Esse fenô­meno, radi­cal­mente musi­cal, rico na inven­ção harmô­nica, ante­nado ao que ocor­ria lá fora, porém sem per­der a bossa de ser­tões pro­fun­dos, sem pre­dar a ore­lha ser­ta­neja e sem dei­xar de des­cer o Rio São Fran­cisco até desviar-se a Ponta de Areia, no Recôn­cavo Bai­ano, deu-se atra­vés de Mil­ton Nas­ci­mento e seus cola­bo­ra­do­res: Lô Bor­ges, Beto Gue­des, Tavi­nho Moura, Toni­nho Horta, Nel­son Angelo, Joyce, Alaíde Costa, Wag­ner Tiso, Flá­vio Ven­tu­rini, Fer­nando Brant, Ronaldo Bas­tos, O Som Ima­gi­ná­rio, et alli. Era como se o bar­roco das igre­jas de Minas de repente fun­disse com o som dos Bea­tles para pro­du­zir um ter­ceiro que era ainda mais ambi­ci­oso até mesmo que o som do quar­teto de Liver­pool depois do Pep­pers. Chico e Cae­tano eram poe­tas valendo-se de can­ções. Edu Lobo, um com­po­si­tor sofis­ti­cado, embora exces­si­va­mente cau­te­loso. Mil­ton era a can­ção em estado bruto. 

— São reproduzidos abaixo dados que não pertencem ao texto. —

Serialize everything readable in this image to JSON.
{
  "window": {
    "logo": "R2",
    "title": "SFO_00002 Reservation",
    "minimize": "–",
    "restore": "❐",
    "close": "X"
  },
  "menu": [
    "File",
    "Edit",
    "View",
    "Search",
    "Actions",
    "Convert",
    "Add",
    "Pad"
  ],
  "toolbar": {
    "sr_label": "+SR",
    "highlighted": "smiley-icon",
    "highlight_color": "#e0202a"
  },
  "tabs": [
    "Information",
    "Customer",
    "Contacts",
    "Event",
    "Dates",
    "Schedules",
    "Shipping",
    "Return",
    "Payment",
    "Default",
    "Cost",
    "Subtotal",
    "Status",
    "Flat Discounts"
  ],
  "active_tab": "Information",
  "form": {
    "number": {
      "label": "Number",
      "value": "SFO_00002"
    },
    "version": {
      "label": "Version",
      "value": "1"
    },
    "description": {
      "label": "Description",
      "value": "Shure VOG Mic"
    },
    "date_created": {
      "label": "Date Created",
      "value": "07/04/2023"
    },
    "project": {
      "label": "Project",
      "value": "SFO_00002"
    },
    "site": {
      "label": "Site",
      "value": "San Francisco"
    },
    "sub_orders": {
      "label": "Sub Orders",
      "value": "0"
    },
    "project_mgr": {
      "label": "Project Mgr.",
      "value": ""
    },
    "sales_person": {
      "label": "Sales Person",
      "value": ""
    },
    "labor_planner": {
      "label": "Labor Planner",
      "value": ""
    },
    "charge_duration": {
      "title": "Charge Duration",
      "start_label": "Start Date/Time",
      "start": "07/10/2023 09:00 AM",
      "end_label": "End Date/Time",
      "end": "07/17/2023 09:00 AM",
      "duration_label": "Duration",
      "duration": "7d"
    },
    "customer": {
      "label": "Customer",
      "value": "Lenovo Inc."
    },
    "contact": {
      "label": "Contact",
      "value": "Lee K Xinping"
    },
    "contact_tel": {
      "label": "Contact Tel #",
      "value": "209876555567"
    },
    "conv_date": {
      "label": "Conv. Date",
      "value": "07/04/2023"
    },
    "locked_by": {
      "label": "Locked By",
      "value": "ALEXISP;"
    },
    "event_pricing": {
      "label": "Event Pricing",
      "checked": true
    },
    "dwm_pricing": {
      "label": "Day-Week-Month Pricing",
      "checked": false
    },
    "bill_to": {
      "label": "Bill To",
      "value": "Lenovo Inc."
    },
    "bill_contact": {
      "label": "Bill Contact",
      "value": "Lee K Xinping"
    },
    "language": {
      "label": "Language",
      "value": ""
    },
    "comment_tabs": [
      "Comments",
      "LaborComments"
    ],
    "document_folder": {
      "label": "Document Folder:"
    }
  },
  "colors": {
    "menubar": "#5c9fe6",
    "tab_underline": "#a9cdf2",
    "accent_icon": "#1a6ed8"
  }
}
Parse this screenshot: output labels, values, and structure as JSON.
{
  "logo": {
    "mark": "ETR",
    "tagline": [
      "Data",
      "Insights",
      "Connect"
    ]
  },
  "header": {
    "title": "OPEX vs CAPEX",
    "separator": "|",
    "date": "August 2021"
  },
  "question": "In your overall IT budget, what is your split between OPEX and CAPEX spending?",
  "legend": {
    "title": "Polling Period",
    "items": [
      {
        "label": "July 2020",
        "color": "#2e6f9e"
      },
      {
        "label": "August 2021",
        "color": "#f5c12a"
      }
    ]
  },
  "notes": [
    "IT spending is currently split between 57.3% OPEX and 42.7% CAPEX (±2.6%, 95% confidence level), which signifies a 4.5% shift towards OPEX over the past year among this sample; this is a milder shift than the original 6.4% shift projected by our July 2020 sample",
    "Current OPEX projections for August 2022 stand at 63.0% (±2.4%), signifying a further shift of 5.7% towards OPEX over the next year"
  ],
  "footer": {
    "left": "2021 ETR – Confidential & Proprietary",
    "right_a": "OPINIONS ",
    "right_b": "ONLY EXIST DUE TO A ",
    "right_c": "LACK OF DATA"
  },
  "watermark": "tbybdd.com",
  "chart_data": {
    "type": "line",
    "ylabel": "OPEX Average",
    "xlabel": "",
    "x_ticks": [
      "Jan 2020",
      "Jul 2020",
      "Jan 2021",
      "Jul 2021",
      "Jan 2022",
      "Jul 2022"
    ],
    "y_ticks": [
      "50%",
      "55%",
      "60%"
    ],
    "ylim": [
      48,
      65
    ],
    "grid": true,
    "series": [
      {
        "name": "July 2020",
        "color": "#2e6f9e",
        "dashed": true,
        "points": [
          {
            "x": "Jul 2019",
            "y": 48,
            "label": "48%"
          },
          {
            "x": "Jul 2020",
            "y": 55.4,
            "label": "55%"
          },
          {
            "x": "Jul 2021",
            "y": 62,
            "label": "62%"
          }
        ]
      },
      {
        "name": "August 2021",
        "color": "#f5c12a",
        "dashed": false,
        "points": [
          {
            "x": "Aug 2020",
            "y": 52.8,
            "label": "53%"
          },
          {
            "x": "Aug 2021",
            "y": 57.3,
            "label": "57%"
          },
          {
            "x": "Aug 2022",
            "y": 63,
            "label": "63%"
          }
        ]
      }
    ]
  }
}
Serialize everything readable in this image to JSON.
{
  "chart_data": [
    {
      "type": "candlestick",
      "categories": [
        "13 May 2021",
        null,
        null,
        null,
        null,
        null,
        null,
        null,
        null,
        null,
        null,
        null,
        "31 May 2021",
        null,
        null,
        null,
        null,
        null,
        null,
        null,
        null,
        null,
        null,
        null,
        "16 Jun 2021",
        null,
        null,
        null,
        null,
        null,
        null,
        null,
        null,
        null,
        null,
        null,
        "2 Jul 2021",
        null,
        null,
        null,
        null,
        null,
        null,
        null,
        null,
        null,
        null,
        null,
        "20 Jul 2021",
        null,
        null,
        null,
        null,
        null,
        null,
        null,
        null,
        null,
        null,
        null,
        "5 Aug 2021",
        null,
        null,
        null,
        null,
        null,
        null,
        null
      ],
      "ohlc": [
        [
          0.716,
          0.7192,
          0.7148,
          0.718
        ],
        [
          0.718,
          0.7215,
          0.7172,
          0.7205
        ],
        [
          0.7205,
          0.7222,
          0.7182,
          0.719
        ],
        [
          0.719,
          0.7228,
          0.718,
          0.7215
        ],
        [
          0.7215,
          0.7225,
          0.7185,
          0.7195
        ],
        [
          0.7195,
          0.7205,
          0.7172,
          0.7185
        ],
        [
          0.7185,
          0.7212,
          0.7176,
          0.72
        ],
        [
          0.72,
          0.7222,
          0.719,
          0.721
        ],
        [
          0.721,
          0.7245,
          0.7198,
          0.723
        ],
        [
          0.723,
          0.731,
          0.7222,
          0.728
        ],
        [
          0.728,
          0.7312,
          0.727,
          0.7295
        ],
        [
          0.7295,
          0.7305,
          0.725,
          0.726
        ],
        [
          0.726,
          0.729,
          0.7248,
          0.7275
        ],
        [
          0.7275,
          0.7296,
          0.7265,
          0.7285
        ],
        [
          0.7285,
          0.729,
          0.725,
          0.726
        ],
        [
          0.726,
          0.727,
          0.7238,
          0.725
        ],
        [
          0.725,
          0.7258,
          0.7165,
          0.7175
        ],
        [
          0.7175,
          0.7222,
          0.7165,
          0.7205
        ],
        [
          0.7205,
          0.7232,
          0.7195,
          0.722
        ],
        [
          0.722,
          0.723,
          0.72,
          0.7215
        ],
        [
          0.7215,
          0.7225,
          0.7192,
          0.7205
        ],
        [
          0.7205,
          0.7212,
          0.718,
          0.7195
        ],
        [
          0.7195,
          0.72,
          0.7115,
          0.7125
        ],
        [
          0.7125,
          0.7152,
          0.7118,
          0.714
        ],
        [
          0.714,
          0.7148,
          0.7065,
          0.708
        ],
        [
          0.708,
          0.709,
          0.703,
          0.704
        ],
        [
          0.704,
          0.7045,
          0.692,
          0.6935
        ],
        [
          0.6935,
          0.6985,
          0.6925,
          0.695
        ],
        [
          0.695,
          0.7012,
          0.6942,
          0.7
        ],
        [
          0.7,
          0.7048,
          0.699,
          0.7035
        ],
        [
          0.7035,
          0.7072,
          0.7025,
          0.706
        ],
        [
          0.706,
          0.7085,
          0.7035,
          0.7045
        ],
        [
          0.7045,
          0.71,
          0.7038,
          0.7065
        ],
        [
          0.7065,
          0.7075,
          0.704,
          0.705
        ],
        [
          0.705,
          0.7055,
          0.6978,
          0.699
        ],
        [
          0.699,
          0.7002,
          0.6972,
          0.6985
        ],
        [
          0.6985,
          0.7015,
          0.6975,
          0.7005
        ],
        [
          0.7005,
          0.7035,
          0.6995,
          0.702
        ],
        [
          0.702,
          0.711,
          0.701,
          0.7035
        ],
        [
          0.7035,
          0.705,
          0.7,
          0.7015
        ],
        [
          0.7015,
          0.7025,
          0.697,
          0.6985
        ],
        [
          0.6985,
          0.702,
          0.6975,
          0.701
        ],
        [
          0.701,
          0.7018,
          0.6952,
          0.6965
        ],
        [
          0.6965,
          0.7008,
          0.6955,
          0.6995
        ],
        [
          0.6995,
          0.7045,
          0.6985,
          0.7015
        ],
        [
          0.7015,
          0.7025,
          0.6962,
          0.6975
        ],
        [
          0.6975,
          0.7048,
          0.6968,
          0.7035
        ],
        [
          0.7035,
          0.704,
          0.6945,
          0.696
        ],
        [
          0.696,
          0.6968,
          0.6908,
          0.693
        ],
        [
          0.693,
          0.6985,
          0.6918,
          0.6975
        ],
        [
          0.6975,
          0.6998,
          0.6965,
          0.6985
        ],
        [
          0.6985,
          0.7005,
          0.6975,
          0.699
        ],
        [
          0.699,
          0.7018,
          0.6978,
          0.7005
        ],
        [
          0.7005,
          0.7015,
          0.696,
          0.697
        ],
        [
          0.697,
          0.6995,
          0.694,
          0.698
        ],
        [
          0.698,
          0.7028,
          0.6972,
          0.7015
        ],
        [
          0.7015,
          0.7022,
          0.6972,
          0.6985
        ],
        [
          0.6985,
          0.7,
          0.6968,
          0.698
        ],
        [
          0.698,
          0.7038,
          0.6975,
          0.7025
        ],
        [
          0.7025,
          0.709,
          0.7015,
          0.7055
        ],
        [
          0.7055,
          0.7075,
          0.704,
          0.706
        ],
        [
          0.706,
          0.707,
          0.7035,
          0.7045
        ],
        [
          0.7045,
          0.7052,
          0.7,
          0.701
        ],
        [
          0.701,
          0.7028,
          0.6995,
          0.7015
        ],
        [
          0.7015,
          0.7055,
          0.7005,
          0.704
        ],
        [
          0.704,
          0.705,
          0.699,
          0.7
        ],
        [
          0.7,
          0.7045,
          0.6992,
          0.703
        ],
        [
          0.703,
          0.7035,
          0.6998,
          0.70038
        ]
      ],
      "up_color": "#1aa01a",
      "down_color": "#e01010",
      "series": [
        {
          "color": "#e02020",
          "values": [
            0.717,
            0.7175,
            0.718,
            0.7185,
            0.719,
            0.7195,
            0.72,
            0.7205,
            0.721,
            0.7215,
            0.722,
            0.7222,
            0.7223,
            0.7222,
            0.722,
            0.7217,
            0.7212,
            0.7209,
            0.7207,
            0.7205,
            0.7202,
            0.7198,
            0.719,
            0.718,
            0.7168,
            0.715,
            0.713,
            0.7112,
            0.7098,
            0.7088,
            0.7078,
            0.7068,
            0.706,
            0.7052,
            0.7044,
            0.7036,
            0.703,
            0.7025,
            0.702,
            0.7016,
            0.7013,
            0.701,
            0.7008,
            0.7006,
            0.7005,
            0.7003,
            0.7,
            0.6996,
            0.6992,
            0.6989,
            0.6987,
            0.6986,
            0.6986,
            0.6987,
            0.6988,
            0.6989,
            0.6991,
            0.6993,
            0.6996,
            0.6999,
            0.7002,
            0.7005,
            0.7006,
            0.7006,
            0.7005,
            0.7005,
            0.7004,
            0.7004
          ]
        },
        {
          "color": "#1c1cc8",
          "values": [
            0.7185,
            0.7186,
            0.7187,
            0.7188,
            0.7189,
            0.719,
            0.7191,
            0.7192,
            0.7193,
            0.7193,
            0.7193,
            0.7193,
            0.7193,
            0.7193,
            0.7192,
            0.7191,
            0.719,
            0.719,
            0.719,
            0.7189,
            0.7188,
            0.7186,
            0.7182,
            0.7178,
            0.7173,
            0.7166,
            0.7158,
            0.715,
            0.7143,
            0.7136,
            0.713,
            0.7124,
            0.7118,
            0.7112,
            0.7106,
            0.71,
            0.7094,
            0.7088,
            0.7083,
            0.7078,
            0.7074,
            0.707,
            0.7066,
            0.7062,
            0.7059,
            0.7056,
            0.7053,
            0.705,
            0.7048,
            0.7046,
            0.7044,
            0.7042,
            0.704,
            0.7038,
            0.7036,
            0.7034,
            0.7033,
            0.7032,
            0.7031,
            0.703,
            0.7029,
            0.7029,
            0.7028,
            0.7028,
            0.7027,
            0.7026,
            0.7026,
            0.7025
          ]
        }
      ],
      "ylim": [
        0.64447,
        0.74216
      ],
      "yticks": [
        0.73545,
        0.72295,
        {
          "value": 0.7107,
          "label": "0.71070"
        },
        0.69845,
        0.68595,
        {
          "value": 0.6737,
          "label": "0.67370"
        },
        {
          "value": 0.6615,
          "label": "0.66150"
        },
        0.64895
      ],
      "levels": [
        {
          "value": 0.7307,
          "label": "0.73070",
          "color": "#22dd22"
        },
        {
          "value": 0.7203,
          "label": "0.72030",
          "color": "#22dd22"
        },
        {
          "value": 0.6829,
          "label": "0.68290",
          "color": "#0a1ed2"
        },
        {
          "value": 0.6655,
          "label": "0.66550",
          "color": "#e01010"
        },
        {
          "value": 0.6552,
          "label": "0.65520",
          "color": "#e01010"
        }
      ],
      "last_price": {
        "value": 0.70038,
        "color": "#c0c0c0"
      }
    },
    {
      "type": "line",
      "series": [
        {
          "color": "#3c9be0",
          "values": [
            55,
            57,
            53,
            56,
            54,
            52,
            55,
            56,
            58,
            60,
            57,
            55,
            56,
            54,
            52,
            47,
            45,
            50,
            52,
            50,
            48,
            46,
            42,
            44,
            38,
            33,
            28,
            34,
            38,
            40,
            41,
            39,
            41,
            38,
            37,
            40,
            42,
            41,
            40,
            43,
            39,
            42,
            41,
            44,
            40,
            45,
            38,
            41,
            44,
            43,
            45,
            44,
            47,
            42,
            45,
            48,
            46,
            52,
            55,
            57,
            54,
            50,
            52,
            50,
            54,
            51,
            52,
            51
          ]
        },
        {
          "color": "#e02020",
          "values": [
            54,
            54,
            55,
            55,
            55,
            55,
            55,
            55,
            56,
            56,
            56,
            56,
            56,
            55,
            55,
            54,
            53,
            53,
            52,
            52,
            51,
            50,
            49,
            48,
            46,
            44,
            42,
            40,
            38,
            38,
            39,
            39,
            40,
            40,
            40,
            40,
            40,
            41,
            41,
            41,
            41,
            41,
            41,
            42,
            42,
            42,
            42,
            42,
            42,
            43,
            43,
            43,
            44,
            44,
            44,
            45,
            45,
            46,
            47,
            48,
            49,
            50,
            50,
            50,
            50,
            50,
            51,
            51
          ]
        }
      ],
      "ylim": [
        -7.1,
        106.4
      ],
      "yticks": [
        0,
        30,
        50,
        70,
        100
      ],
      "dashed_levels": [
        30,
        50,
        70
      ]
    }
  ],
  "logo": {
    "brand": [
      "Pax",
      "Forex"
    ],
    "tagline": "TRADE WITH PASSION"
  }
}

A onda ficou conhe­cido como Clube da Esquina. Um rótulo gené­rico, super­fi­cial, mas sufi­ci­ente. O lema era um pouco o que segue na letra de Fer­nando Brant em “Para Len­non e McCart­ney”, que, aliás presta conta de um misto de fas­ci­na­ção, des­con­solo, emu­la­ção, supe­ra­ção: “Por que vocês não sabem do lixo Ocidental/ Não pre­ci­sam mais temer/ Não pre­ci­sam da solidão/ Todo dia é dia de viver// Por que vocês não verão meu lado Ocidental/ Não pre­cisa medo, não/ Não pre­cisa da timidez/ Todo dia é dia de viver// Eu sou da Amé­rica do Sul/ Eu sei, vocês não vão saber/ Mas agora sou cowboy/ Sou do ouro, eu sou vocês/ Sou o mundo, sou Minas Gerais”. É ao mesmo tempo senso de sentir-se des­pre­zado ou igno­rado, e supe­rar esse estado, esse opró­brio, por inven­ti­vi­dade. Ser radi­cal­mente do mundo care­cia de ter um pé no quin­tal, na pro­vín­cia. Assu­mir ser o lixo, e, nesse movi­mento, por amal­ga­mar aspesc­tos “arcai­cos”, “taca­nhos” e infor­ma­ções moder­nís­si­mas, converter-se no luxo do Oci­dente. Ser o rema­tado luxo da aldeia musi­cal do globo. E esse luxo tam­bém somos, doa em quem doer. (Ante­on­tem, aliás, Paul McCart­ney fez show em Belo Hori­zonte (antigo Cur­ral d’El Rey) e disse em por­tu­guês: “eu vim dizer: uai!”).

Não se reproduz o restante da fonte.